In Iraq, all’indomani dei numerosi attentati che hanno provocato almeno 60 morti,
ancora una giornata di violenza: uomini armati hanno attaccato la moschea sunnita
di Haswa, a sud di Baghdad, provocando almeno 4 feriti. Sventato, inoltre, un attacco
kamikaze a Ramadi: la polizia irachena ha fermato un uomo alla guida di un camion
bomba. L’arresto è avvenuto venerdì, ma la notizia è stata resa nota oggi. 10 cadaveri
torturati sono stati, infine, ritrovati a Baghdad. E torna al centro del dibattito
politico statunitense la gestione della crisi irachena dopo l’approvazione, da parte
della Camera degli USA, di una mozione sul ritiro delle truppe dall’Iraq entro il
2008. Per diventare vincolante, il provvedimento dovrebbe superare anche il voto del
Senato e il probabile veto del presidente Bush. Intanto, il vicepresidente Cheney
ha affermato che un ritiro anticipato delle truppe USA non sarà autorizzato. Sul peso
che la mozione della Camera potrebbe avere nella politica estera statunitense, Stefano
Leszczynski ha intervistato Massimo Teodori, docente di Storia delle istituzioni statunitensi. **********
R.
– Innanzitutto, bisogna comprendere i meccanismi della politica americana.
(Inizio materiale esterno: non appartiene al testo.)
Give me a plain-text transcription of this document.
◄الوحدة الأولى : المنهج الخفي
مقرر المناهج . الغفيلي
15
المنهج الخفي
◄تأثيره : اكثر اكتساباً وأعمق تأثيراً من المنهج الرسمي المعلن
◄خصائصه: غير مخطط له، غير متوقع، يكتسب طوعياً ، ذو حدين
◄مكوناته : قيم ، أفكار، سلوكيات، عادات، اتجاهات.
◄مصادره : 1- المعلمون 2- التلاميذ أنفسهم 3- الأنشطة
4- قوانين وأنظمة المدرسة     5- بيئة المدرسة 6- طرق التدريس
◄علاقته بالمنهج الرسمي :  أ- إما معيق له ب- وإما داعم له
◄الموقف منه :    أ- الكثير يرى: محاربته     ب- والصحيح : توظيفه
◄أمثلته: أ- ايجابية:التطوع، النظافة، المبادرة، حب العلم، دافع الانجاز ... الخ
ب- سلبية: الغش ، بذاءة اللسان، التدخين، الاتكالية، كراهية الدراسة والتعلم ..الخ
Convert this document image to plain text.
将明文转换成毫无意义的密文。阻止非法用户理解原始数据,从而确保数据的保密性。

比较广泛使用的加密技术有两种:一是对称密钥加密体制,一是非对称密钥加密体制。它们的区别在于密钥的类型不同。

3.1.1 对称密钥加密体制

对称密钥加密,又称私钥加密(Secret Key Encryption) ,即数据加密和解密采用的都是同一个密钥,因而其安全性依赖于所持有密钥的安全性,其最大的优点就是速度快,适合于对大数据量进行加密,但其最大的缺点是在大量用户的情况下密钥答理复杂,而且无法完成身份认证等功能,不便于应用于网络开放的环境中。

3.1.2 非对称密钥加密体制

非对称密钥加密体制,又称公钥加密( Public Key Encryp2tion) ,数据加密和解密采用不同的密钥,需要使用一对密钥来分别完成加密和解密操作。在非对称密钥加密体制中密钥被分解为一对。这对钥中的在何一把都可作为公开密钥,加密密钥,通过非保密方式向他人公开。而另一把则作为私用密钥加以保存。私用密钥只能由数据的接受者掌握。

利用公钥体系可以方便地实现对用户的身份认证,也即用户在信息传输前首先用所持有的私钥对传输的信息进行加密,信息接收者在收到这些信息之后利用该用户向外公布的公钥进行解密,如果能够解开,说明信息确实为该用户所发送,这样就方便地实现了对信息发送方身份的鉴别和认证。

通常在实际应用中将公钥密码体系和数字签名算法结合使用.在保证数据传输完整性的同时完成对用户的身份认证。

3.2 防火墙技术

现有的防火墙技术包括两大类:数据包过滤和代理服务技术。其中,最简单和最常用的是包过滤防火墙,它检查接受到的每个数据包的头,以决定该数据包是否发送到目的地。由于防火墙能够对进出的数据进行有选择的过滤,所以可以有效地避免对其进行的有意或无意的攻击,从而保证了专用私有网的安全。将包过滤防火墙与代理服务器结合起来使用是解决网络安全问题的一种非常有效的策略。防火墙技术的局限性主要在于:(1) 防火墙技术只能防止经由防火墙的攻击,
Diciamo
che questa è piuttosto una “indicazione” rivolta all’elettorato in vista delle prossime
elezioni, e non qualcosa che diventa esecutivo ed obbligante per l’amministrazione
Bush.
D. – Le autorità irachene hanno detto di non riuscire a fronteggiare
la sicurezza interna del Paese. A questo punto, per gli Stati Uniti, il carico diventa
sempre più pesante ...
R. – Sì. Il carico è certamente molto pesante e nell’opinione
pubblica americana c’è un grande dissenso rispetto a tutta l’operazione dell’Iraq.
Però, nessuno in realtà vuole abbandonare il Paese. Tutti, anche quella parte di opinione
pubblica che è contraria all’amministrazione Bush, dicono: “Occorre creare le premesse
perché non sia una sconfitta degli Stati Uniti e non sia una sconfitta di fronte agli
insorgenti islamisti e terroristi”.
D. – Il dibattito sulla politica estera
americana nei confronti dell’Iraq è molto aspro. Come mai non lo è altrettanto sulla
questione Afghanistan?
R. – Innanzitutto, è stata la prima operazione della
guerra al terrorismo, quindi l’intervento in quel Paese significava proprio perseguire
coloro che erano stati responsabili dell’11 settembre. Inoltre, quell’operazione lì
ha avuto la sponsorizzazione preventiva da parte delle Nazioni Unite!